Thursday, February 7, 2013

One of my favourite cafés in Toronto called La Bohème sells wrapped Pâte de Fruit de Provence. These melt-in-your-mouth, European-style, sugar-coated fruit confections (I really don’t want to call them jellies, because to me the word conjures up gummy or hard jujube-type candies) are soft, delicious bars of concentrated fruit. And they are my husband’s favourite.

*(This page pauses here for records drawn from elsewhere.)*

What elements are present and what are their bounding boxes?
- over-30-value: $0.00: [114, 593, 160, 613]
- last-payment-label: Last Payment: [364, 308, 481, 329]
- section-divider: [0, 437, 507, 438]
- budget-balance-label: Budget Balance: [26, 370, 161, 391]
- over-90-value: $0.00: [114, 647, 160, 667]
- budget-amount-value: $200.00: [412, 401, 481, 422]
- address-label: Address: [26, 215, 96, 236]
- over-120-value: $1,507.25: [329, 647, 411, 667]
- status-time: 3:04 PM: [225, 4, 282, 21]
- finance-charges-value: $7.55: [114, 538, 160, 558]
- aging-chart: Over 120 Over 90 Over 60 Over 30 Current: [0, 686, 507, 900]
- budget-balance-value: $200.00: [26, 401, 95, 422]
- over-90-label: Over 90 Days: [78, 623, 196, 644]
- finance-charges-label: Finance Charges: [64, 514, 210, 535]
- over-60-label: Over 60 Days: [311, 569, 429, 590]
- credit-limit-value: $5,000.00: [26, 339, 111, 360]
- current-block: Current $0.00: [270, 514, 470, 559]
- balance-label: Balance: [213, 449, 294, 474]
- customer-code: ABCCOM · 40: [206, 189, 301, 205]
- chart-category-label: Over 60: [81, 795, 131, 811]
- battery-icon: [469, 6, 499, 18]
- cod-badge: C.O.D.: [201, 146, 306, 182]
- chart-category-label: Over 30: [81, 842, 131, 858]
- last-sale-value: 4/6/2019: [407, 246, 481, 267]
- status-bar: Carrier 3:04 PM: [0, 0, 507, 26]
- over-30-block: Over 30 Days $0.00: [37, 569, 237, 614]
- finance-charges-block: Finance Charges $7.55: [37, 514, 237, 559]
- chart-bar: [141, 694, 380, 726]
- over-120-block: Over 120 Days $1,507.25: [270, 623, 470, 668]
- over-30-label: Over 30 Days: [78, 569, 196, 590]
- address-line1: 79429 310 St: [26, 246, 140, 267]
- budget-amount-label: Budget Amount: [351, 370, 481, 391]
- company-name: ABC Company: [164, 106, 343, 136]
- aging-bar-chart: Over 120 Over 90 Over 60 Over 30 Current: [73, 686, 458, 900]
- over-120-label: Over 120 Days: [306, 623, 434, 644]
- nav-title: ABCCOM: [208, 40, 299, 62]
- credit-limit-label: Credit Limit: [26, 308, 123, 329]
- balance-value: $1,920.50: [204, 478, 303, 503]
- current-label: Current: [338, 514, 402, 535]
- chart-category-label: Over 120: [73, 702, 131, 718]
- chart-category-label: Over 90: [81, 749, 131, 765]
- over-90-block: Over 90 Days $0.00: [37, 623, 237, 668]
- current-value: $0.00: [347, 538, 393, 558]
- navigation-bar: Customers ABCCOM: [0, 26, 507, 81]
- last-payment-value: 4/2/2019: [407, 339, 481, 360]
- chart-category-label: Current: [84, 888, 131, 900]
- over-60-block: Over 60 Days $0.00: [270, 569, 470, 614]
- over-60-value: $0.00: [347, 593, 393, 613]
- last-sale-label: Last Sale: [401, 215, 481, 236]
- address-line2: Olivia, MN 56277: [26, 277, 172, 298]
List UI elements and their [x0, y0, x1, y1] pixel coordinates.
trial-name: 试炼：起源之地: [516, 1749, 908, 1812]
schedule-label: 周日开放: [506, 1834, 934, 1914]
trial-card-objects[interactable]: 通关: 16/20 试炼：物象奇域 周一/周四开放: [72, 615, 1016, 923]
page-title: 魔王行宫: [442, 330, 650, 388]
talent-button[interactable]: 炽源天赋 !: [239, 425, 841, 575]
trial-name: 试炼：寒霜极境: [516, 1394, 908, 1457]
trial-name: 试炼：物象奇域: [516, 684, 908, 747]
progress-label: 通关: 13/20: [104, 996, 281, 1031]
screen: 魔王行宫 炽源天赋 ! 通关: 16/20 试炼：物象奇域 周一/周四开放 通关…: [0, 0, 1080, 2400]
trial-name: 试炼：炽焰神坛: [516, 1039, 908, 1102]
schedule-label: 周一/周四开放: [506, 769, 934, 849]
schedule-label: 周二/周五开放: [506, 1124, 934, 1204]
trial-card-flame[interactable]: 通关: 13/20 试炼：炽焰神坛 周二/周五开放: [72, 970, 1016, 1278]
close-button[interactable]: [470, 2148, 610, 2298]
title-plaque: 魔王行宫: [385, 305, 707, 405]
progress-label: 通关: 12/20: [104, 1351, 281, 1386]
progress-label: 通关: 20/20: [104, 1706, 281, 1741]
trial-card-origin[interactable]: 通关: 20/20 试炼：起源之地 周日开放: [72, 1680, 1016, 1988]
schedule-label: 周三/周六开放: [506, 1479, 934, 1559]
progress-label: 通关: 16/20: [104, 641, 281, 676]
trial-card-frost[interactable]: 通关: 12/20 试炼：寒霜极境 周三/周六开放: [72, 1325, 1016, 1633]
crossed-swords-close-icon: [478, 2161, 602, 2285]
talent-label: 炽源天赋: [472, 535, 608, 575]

My second inspiration came from the very beautiful book Chocolates and Confections (at home with The Culinary Institute of America) by Peter P. Greweling, which gave me the confidence to tackle my first attempt at simple candy making. (Btw, if you already make jams and jellies at home, it should be even less daunting to make a slab of this sweet). The third facilitator was a candy thermometer that went on sale at Whole Foods for $2.99. I took that as a sign that I had to make it for Marcin. And I’m so happy and proud that I did! My frozen mixed berries from summer turned into dark beauties with a divine texture. If you heart fruit and want to make something different, these are quite special. Happy Valentine's Day, my love.

Pâte de Fruit

2 cups frozen fruit (mix of strawberries, blueberries, blackberries, raspberries and a few pitted cherries)
3 cups sugar
1 box (2 pouches) Certo liquid pectin (at 85ml each, have pouches open and ready to pour)
1 Tbsp lemon juice
½ cup sugar, for coating

Things needed: blender, candy thermometer

© 2013

Oil, butter or spray with non-stick cooking spray a 9 x 13 baking pan and line well with plastic wrap, making sure to flatten it to minimize bubbles and wrinkles, especially in the corners of the pan. Do not let excess plastic drape over the pan, but allow it to stay on the inside edge. Set aside.

Cook down frozen fruit in a large saucepan on med. heat, just until its juices are flowing and no ice can be seen. Slightly cool and transfer to a blender, which is then puréed to medium-fine (take care when blending and make sure to slightly vent the lid so steam can escape).

© 2013

Put fruit purée and sugar in the same saucepan, which is now on med. high heat. You must stir constantly (to also prevent the bottom of the saucepan from scorching) and cook the purée until the temperature reaches 238°F (the bowl you used for sugar can be where you put the candy thermometer in once the temperature reaches 238°F, or else you will end up putting the thermometer on the counter, when you have to rush to get the boiled purée in its pan).

Once it reaches 238°F, quickly add the pectin and return the mixture to a boil while stirring, for 1 minute.

Stir in lemon juice and take pan off heat (and don't forget to turn off heat).

Quickly pour hot mixture onto prepared pan and sprinkle thin layer of sugar evenly on the top.

© 2013

Let pan completely cool (two hours or longer) on a rack.

Turn the pan upside down on a large cutting board to release jelly. Peel off plastic wrap. Sprinkle thin layer of sugar evenly on top.

© 2013

Use small cookie cutters or cut into desired pieces and roll each piece in sugar. It is best presented the same day it's made. Extras you can store in an airtight container, between layers of plastic wrap or parchment, in a cool, dry place, but keep in mind the sugars will dissolve. The rest of the batch you can keep all to yourself, or share with those who don't mind sticky, yummy, coloured fingers.